From: San Francisco Chronicle
By Henry Lee 1/27/15
A former California Highway Patrol officer based in Dublin apologized Tuesday after being sentenced to probation for stealing racy photos from the cell phones of two women he came across while on patrol and sharing them with colleagues.
Sean Harrington, 35, pleaded no contest in Contra Costa County Superior Court in Martinez to two felony counts of theft and copying computer data belonging to the women.
Judge Terri Mockler, quoting from social activist Elizabeth Cady Stanton while pronouncing the sentence, said, “Women’s degradation is in man’s idea of his sexual rights. Our religion, laws, customs, are all founded on the belief that woman was made for man.”
Mockler gave Harrington six months in jail but suspended the sentence, provided that he attend a 27-hour violence prevention training program and obey all laws while on three years of probation. She ordered him to stay away from the victims and not disclose their names.

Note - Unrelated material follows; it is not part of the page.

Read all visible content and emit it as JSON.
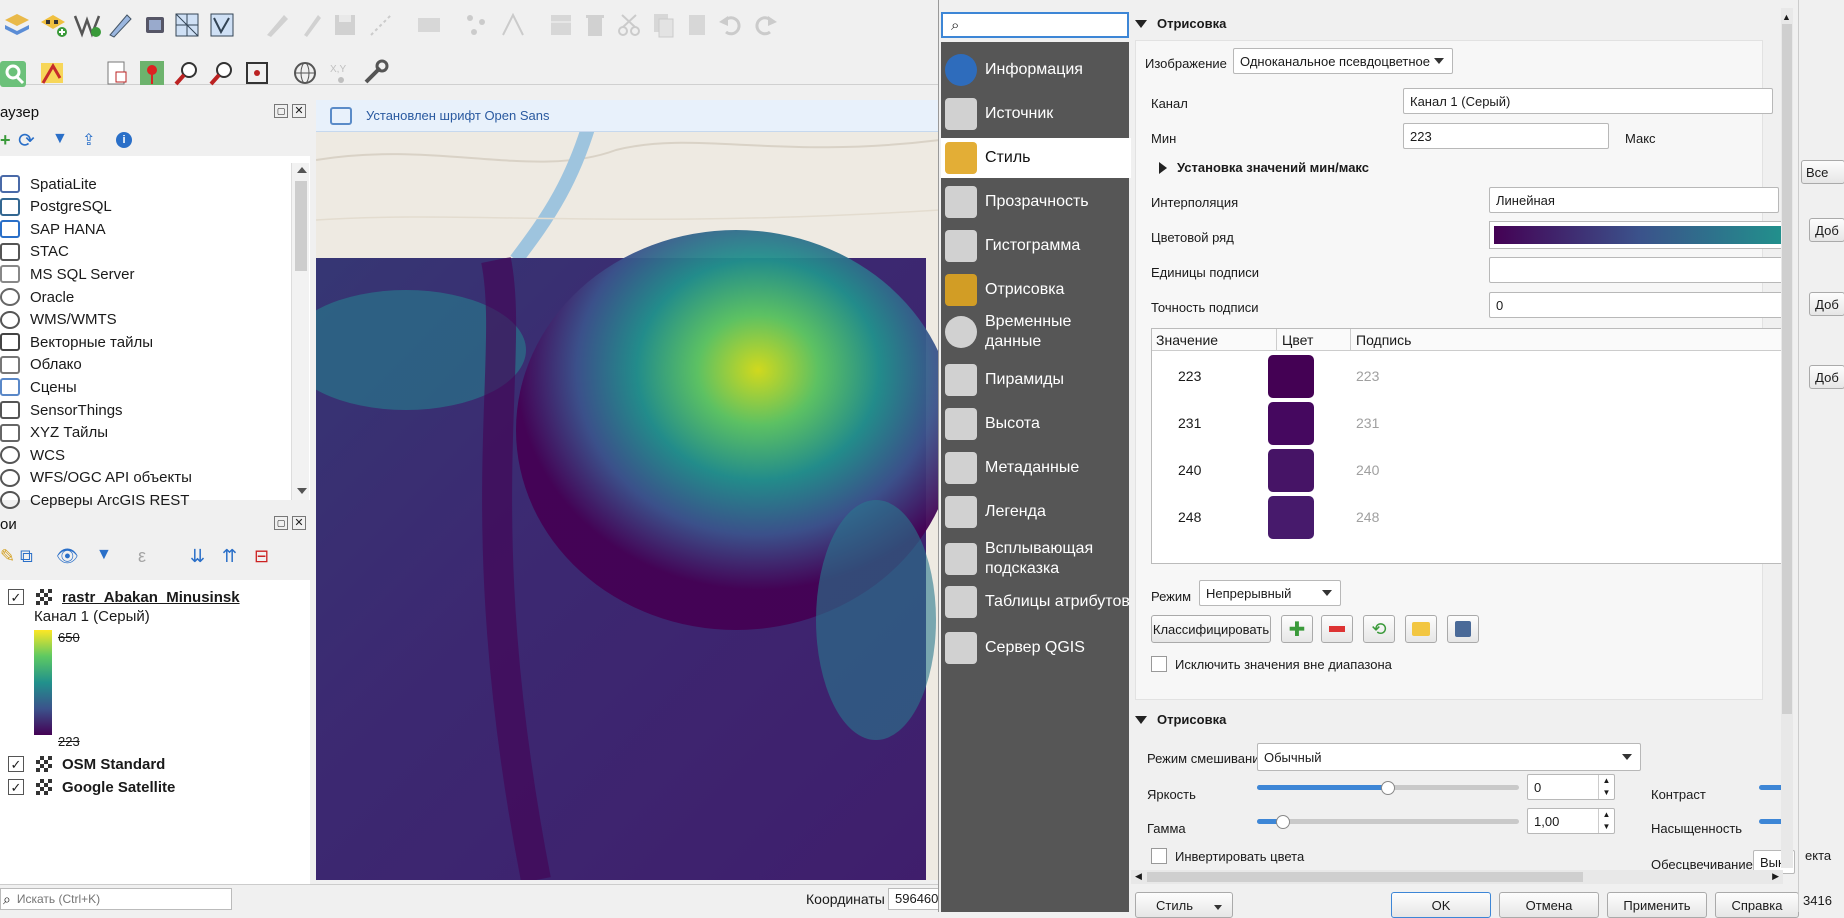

The judge said she had thought carefully about the sentence, taking into consideration Harrington’s lack of a criminal record and that fact that he had resigned from the CHP. She said she hoped Harrington would “contemplate and hopefully learn and educate others about how this type of conduct affects the people who were affected.”
Extended apology
Outside court, Harrington, a Martinez resident, read a statement in which he took responsibility for his actions and apologized to his family and friends as well as “officers everywhere and especially to the two women involved.”
“This has cost me a career in the CHP, a career that I loved and was good at and a career that made my family and friends proud of me,” said Harrington, who was accompanied by his wife, Christina.

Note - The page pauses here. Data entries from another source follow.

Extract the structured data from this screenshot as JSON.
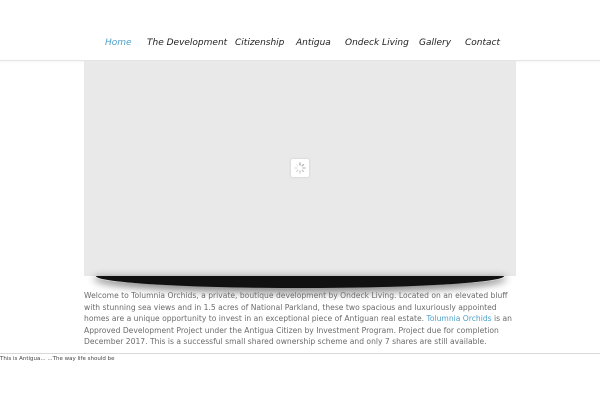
{
  "nav": {
    "items": [
      {
        "label": "Home",
        "active": true
      },
      {
        "label": "The Development",
        "active": false
      },
      {
        "label": "Citizenship",
        "active": false
      },
      {
        "label": "Antigua",
        "active": false
      },
      {
        "label": "Ondeck Living",
        "active": false
      },
      {
        "label": "Gallery",
        "active": false
      },
      {
        "label": "Contact",
        "active": false
      }
    ]
  },
  "slider": {
    "loader_icon": "loading-spinner-icon"
  },
  "intro": {
    "text_before_link": "Welcome to Tolumnia Orchids, a private, boutique development by Ondeck Living. Located on an elevated bluff with stunning sea views and in 1.5 acres of National Parkland, these two spacious and luxuriously appointed homes are a unique opportunity to invest in an exceptional piece of Antiguan real estate. ",
    "link_text": "Tolumnia Orchids",
    "text_after_link": " is an Approved Development Project under the Antigua Citizen by Investment Program. Project due for completion December 2017. This is a successful small shared ownership scheme and only 7 shares are still available."
  },
  "footer": {
    "tagline": "This is Antigua... ...The way life should be"
  },
  "colors": {
    "accent": "#4da0c9",
    "text": "#6b6b6b",
    "slider_bg": "#e9e9e9"
  }
}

“My actions have caused that sense of pride to be eroded and replaced it with embarrassment,” he said. “I can only hope that with time, I can work to prove myself and rebuild that sense of pride again. I’m trying to put his behind me and move forward from this, and I hope now everyone else can, too.”
Asked if any more women were involved, Harrington said, “Just these two cases.”
Deputy District Attorney Barry Grove and Rick Madsen, an attorney representing one of the women, said they believed the sentence was fair.
Madsen, though, said, “Quite frankly, there is no sentence that can ultimately undo the damage that has been inflicted. Both of these women will live with the uncertainty of public disclosure, ridicule and embarrassment.”
Grove said the sentence was “very thoughtful, very reasoned. He didn’t get a break from jail. He actually got a much stiffer sentence because he was a police officer when he committed this crime.”
Harrington’s attorney, Michael Rains, said the felony counts could be reduced at a later date to misdemeanors. Rains acknowledged that his client had told investigators that there may have been “two to three other instances” in which he took pictures of other women, but that he erased them from his phone afterward.
Specifics of thefts
According to authorities, Harrington stole a 19-year-old woman’s bikini photos as she underwent X-rays after being involved in a suspected DUI crash in Livermore on Aug. 7.
“Taken from the phone of my 10-15x while she’s in X-rays,” Harrington allegedly texted fellow Dublin CHP Officer Robert Hazelwood. In police parlance, “10-15x” refers to a female arrestee.
Hazelwood in turn responded, “No f— nudes?” senior district attorney’s office inspector Darryl Holcombe wrote in a search warrant affidavit.
Then, on Aug. 29, Harrington secretly forwarded at least five photos that belonged to Madsen’s client, a 23-year-old woman he had arrested on suspicion of DUI in San Ramon, authorities said.
That woman found out what happened when she looked at her iPad, which was synced to her iPhone, authorities said.